VTuberや個人配信者の間で、YouTube上のスーパーチャット(いわゆる「スパチャ」)やメンバーシップギフトが相次いでキャンセルされ、配信者が実質的な損害を被る被害が広がっている。問題は2025年11月上旬ごろからSNS上で急速に注目を集めており、X(旧Twitter)上では「スパチャキャンセル」「収益赤字」がトレンド入りした。
被害は、海外を拠点とする匿名アカウントによって高額のスパチャが一時的に送金されるものの、数分以内に決済が取り消されるというもの。送信側のキャンセルによって返金が行われる一方で、YouTube側の手数料は配信者負担のままとなる仕組みが悪用されている。これにより、収益どころか「赤字」になるケースが続出している。

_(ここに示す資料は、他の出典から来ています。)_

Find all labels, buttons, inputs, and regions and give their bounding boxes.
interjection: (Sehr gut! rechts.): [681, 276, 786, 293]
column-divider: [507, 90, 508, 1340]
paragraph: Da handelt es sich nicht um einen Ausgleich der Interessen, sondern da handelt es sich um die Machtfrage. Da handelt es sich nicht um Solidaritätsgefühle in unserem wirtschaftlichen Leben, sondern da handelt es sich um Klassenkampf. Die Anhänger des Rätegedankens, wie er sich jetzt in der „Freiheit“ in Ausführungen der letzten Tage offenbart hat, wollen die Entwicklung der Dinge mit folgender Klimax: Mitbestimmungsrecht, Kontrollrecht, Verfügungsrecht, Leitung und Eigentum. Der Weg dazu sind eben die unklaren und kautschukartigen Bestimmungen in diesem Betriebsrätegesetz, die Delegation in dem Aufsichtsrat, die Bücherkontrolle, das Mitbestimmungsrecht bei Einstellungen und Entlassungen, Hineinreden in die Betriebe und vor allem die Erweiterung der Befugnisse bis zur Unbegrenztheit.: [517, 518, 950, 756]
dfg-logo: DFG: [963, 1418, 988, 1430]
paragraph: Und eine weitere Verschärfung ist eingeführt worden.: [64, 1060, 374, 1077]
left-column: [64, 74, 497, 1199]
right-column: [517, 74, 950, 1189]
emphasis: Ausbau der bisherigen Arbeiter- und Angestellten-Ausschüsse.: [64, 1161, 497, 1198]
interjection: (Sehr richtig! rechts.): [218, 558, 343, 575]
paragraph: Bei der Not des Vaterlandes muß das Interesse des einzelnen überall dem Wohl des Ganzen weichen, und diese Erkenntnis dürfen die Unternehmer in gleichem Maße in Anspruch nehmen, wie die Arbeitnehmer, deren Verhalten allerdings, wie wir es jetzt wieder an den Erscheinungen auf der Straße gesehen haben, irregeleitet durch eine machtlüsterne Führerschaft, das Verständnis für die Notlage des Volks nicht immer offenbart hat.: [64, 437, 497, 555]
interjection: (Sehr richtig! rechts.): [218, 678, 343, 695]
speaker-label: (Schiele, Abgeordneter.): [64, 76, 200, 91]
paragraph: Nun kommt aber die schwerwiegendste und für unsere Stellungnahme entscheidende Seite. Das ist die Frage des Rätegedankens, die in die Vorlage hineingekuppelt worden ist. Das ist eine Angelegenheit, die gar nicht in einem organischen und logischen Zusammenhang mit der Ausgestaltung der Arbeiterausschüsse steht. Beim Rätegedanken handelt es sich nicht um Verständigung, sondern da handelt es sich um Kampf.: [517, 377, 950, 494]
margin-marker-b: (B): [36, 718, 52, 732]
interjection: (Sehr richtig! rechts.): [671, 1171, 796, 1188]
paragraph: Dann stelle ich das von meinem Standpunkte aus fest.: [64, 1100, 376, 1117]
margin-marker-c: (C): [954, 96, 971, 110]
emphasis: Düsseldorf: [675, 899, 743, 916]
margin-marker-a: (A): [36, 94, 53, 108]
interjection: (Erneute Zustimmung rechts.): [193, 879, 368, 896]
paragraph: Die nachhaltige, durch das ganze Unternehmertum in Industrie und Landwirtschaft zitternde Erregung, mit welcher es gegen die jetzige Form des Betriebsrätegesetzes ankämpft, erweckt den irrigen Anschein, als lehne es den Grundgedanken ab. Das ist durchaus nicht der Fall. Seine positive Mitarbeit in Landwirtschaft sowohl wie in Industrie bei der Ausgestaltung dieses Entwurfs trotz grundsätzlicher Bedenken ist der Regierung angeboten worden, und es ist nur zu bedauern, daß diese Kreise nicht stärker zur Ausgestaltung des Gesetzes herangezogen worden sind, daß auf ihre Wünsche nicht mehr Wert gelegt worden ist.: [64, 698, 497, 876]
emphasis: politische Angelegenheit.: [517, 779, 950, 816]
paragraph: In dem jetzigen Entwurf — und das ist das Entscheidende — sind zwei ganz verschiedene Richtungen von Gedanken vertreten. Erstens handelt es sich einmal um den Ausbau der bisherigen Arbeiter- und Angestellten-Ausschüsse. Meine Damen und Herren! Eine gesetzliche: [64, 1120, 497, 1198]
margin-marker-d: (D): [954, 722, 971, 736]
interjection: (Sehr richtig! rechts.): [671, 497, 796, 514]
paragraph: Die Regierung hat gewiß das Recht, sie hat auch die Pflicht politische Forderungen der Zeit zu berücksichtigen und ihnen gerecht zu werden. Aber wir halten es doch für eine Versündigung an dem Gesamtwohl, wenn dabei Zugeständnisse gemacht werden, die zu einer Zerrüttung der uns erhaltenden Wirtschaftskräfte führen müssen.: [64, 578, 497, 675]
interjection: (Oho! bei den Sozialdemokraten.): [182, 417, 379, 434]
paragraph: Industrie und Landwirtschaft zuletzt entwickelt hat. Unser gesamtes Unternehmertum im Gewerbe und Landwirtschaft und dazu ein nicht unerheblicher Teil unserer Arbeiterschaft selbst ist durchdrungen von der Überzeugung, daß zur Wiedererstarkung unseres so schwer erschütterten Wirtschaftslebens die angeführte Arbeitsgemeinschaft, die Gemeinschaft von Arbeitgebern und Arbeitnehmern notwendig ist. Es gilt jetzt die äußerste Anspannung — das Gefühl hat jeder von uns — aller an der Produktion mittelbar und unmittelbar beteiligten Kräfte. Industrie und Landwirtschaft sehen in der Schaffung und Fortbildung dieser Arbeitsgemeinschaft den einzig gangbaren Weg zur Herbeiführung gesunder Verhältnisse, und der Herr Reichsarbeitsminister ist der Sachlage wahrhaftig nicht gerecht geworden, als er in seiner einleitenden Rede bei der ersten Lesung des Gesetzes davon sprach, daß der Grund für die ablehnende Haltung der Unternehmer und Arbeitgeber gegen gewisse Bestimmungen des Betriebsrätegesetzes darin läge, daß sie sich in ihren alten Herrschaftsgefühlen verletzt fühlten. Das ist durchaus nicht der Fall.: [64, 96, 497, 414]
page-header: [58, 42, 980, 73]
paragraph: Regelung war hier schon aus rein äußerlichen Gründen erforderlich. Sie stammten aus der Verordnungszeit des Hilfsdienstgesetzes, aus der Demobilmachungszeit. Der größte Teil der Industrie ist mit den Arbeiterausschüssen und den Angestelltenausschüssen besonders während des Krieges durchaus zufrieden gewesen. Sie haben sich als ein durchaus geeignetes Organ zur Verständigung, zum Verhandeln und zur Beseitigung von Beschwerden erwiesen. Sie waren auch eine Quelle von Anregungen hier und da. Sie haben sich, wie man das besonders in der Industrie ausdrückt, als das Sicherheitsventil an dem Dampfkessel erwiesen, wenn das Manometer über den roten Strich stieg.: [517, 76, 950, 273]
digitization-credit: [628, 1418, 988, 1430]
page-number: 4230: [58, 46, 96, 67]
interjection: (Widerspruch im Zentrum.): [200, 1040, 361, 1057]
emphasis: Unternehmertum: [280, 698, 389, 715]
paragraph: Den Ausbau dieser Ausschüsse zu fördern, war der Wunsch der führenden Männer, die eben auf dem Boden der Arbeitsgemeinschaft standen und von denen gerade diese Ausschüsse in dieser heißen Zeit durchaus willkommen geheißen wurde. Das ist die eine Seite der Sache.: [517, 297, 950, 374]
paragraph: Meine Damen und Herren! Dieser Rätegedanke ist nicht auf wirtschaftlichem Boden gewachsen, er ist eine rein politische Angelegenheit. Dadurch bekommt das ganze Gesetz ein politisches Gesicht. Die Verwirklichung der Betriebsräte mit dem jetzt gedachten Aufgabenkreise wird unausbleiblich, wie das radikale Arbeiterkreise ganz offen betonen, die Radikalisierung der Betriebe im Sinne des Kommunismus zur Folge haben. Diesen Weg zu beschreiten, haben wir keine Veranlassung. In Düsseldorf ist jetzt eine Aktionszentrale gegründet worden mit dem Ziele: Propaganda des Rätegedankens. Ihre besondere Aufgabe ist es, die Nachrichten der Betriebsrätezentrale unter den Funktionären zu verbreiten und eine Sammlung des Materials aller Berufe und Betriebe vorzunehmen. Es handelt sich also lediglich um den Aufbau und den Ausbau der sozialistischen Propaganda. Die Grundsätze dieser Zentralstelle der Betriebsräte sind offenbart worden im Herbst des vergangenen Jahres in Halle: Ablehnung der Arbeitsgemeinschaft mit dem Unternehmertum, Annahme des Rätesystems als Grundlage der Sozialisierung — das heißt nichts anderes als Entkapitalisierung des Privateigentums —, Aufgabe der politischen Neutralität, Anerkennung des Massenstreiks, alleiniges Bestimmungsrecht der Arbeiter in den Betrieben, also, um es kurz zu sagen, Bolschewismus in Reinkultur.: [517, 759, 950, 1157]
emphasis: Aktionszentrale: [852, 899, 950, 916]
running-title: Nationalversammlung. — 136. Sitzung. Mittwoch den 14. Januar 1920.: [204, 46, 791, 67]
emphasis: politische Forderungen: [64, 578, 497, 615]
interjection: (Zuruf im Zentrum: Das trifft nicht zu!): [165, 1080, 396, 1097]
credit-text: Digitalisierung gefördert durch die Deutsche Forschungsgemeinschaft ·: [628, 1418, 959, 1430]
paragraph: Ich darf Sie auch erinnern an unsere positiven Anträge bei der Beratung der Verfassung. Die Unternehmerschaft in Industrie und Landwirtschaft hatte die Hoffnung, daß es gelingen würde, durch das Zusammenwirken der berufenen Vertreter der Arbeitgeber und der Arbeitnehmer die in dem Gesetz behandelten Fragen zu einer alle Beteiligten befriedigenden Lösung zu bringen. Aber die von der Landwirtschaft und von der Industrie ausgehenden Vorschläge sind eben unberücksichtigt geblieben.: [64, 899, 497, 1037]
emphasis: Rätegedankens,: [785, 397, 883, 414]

VTuberの関係者によれば、被害を受けた配信者の中には、送信額が数十万円規模に及んだ事例も確認されており、活動資金を直撃する深刻な問題に発展しているという。「海外からのスパチャが増えて喜んでいた矢先、翌日にすべてキャンセルされていた。通貨換算手数料とプラットフォーム手数料を合わせるとマイナスになった」と話す個人配信者もいる。
この「スパチャキャンセル」は、いわば決済プラットフォームの構造的な欠陥を突いた嫌がらせ行為だとみられる。YouTubeではスパチャ送金後に返金を行った場合、支払い処理に関する手数料は返還されない。結果として、配信者が返金に伴う負担を一方的に被る形になる。
日本国内のVTuberコミュニティでは、こうした行為を「スパチャ詐欺」と呼び、対策を求める声が相次いでいる。中堅VTuber事務所のマネージャーは「キャンセル被害は今年に入ってから顕著に増えている。海外IPアドレスからの大量送金は即時ブロックするしかない」と警戒感を示した。
YouTube運営側は現時点で公式な声明を出していないが、利用規約上、送金後の返金は購入者の決済会社による裁量とされており、クリエイター側に明確な補償制度は存在しない。専門家の間では、「金融的リスクを配信者に転嫁する構造になっている」との批判も出ている。
さらに深刻なのは心理的な影響だ。VTuber活動を支えるのはファンからの支援であるが、その信頼関係が損なわれる恐れがある。実際、一部の配信者はスパチャ機能を一時停止し、「メンバーシップのみ継続」という対応を取り始めた。ファンからも「誠実な支援者まで疑われるのは悲しい」「YouTubeが何らかの保護策を導入すべき」といった意見が相次いでいる。
こうした中、クリエイター支援プラットフォーム全体にも波紋が広がっている。ライブ配信業界の関係者は「今後、スパチャキャンセル問題はYouTube以外のプラットフォームにも波及しかねない。仮想通貨や第三者送金を悪用した新たな詐欺も懸念される」と指摘する。
VTuber業界では、スパチャ収益が活動資金の大半を占めるケースも少なくない。今回の問題は、単なる一過性のトラブルではなく、配信者とプラットフォームの関係そのものを問うものとなっている。YouTubeが今後、透明性の高い返金制度や不正送金対策を導入できるかどうかが焦点になりそうだ。